Cas général d’un groupe compact abélien
L’argument utilisé dans la preuve ci-dessus utilise de façon cruciale l’entropie et le fait que l’automate soit défini sur un groupe fini. On peut donc se demander si le résultat persiste lorsque l’on remplace « (A, +) groupe abélien fini » par « (G, +) groupe abé-lien compact » (par exemple, on pourrait vouloir étudier le cas où le groupe dans lequel chaque coordonnée prend ses valeurs est le tore unidimensionnel R/Z). En remplaçant la mesure uniforme UA par la mesure de Haar normalisée lG sur G, on peut étendre sans difficulté la construction de la filtration F 1 à cadre plus général, mais on voit que la dé-monstration utilisant l’entropie ne s’adapte pas à cette situation où le groupe est continu. En effet dans ce cas l’entropie des processus utilisés dans la démonstration précédente est infinie.

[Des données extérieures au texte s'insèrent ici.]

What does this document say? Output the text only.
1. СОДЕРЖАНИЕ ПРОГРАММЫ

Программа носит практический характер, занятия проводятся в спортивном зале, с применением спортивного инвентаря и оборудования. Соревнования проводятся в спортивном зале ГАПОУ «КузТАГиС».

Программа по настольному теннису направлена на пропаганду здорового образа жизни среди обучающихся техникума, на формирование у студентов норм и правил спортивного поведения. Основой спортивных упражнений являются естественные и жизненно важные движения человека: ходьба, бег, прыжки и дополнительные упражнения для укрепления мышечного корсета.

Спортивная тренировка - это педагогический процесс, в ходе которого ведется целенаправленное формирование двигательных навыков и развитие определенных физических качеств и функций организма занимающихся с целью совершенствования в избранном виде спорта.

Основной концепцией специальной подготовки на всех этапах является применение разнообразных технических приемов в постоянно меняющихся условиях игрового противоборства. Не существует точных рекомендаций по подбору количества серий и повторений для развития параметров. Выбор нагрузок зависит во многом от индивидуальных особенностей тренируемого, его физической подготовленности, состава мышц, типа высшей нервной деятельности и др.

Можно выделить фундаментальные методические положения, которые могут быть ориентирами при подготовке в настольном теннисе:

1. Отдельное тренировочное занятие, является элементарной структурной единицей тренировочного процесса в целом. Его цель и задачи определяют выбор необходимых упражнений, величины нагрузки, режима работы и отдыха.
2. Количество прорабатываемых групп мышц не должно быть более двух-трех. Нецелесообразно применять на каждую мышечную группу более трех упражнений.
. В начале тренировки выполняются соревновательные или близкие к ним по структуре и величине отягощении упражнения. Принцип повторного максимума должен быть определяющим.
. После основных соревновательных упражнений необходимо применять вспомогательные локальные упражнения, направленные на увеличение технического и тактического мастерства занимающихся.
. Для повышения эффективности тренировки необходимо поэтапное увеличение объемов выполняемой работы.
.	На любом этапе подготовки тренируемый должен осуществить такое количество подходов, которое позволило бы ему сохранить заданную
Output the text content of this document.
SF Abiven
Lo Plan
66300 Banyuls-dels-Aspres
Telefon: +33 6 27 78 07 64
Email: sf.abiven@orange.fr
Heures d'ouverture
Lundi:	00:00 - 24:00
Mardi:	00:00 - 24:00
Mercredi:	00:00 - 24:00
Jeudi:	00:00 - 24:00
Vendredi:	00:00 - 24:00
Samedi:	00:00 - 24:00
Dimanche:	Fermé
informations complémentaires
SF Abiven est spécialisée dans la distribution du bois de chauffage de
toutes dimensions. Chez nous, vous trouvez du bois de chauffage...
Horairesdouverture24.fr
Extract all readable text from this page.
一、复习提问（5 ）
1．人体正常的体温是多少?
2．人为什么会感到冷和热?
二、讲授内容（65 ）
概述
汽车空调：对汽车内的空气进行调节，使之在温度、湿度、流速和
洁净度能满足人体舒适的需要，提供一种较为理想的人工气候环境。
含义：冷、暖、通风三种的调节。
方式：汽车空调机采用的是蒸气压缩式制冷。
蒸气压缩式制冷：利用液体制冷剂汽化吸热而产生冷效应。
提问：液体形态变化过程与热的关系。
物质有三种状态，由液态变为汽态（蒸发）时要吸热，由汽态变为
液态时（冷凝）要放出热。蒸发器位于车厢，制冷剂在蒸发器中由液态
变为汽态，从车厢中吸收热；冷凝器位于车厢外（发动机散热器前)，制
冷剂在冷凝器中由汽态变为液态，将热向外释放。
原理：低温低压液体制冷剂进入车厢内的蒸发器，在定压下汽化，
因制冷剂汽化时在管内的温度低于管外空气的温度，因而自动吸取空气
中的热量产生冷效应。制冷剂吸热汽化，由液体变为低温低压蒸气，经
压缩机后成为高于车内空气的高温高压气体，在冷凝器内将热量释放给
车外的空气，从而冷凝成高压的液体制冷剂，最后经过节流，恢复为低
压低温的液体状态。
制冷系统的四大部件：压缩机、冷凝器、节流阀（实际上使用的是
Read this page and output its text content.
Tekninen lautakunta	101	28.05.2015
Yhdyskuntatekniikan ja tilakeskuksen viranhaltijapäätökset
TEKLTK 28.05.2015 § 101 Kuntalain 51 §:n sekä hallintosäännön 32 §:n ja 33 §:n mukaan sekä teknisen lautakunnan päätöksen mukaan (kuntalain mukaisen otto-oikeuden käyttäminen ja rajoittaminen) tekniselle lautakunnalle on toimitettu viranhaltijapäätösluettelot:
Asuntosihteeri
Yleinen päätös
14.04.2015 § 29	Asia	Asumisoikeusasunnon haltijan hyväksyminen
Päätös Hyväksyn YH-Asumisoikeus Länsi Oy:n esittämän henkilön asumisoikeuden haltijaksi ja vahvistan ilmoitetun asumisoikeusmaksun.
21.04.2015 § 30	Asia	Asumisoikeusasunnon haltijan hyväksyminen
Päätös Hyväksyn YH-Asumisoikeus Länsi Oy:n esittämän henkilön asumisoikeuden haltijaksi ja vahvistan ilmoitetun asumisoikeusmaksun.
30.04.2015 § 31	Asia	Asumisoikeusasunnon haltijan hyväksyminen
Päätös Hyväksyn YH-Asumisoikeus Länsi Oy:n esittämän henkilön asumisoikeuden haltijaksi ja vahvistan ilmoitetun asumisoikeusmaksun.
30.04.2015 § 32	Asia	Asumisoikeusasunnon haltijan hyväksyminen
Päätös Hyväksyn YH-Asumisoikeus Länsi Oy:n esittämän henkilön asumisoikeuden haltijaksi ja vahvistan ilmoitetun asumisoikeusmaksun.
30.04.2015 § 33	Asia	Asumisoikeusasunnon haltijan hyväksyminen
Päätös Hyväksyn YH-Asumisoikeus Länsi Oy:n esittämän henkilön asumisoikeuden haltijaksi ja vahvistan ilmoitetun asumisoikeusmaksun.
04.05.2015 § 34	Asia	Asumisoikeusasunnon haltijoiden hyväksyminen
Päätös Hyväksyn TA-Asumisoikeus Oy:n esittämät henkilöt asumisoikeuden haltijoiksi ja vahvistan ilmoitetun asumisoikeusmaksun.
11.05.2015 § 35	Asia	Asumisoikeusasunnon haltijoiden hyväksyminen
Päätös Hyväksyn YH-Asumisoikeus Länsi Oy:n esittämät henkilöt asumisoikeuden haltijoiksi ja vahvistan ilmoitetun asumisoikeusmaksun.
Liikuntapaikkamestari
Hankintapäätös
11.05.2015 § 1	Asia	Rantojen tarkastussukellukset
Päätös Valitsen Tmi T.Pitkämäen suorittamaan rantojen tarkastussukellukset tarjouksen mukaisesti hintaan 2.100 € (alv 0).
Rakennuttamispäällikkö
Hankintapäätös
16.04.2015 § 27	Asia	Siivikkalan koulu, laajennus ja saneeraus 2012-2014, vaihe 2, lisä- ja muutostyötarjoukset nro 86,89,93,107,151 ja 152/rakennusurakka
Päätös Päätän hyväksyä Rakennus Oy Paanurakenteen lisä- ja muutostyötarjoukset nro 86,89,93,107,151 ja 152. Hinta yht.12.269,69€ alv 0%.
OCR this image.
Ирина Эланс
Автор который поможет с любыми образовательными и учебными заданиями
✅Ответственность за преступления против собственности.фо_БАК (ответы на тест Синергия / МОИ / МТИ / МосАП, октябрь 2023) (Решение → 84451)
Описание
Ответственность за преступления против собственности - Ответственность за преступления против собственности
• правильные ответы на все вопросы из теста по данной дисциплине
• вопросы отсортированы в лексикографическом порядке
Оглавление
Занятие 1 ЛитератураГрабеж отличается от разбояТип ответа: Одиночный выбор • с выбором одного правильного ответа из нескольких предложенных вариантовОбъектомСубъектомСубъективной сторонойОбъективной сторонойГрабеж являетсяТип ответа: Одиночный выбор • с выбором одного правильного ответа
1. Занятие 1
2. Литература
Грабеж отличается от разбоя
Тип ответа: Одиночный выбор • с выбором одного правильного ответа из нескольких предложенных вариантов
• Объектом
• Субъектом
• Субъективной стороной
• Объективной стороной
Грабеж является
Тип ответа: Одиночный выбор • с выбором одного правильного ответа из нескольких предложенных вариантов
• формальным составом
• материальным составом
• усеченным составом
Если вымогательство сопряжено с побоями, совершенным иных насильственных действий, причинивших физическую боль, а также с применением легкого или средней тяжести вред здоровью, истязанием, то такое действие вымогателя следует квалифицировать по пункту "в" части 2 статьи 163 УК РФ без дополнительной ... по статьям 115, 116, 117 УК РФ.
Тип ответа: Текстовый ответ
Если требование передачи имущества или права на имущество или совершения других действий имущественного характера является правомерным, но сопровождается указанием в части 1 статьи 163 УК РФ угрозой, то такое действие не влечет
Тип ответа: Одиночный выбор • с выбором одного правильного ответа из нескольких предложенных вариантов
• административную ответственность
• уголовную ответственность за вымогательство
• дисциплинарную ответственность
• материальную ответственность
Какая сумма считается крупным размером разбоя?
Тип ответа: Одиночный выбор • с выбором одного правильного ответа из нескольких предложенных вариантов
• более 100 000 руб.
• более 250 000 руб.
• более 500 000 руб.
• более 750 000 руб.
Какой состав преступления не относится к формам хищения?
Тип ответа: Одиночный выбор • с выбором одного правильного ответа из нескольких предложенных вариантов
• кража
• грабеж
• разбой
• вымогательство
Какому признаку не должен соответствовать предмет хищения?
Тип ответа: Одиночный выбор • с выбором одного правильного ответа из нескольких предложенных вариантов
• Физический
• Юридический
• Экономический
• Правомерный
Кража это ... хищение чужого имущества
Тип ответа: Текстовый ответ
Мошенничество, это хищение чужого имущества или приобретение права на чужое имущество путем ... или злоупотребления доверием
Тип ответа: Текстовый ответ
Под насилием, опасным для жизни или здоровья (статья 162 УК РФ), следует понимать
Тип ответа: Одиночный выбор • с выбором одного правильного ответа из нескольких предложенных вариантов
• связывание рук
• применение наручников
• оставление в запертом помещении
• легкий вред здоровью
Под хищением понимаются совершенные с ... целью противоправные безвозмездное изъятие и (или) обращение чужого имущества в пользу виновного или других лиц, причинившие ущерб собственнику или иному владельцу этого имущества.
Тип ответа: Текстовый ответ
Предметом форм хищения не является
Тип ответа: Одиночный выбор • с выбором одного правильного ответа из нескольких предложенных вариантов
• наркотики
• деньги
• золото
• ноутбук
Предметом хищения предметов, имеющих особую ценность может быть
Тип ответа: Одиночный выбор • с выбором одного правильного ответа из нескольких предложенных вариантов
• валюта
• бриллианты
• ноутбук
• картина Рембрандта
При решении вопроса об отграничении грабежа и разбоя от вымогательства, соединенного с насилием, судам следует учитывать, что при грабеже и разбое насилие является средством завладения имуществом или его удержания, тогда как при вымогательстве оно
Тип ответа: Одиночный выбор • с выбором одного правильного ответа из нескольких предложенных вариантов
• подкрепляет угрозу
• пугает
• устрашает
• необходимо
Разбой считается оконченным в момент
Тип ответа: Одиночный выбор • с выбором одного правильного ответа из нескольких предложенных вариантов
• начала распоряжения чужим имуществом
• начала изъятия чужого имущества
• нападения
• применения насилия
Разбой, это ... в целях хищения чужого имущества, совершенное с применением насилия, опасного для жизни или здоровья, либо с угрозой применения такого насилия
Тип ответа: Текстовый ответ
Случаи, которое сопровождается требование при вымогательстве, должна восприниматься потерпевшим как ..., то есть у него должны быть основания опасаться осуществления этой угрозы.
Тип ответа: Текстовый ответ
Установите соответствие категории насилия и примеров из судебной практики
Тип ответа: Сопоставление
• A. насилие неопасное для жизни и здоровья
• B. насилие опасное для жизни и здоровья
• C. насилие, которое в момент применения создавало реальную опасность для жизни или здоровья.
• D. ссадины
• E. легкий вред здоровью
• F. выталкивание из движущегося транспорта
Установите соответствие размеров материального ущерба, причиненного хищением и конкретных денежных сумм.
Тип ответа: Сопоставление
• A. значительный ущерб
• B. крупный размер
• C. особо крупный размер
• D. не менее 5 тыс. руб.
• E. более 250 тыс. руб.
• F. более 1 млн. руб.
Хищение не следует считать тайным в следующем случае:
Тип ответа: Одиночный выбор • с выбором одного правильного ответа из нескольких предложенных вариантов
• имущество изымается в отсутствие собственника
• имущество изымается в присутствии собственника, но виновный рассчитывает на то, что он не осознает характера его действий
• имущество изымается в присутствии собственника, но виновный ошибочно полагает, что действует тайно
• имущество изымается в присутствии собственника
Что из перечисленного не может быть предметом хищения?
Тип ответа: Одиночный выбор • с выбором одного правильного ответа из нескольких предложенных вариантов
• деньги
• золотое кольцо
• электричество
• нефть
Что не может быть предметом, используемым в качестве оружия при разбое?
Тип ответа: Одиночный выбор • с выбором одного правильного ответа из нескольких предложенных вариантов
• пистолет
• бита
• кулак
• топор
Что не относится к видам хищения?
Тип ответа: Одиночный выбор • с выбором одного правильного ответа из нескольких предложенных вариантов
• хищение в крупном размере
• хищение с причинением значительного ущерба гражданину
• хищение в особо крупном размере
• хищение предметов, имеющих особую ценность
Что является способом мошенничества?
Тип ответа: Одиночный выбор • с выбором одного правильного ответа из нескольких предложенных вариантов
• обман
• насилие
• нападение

C’est pourquoi on propose maintenant une démonstration alternative du théorème 74, valable dans le cas général où le groupe est compact abélien. Dans cette nouvelle preuve, l’argument d’entropie est remplacé par un argument de disjonction en théorie ergodique.
Quelques résultats sur les couplages et la disjonction en théorie ergodique
La théorie des couplages et de la disjonction en théorie ergodique a été introduite par Furstenberg en 1967 [16], et on en rappelle quelques résultats dont on aura besoin pour la seconde preuve du théorème 74.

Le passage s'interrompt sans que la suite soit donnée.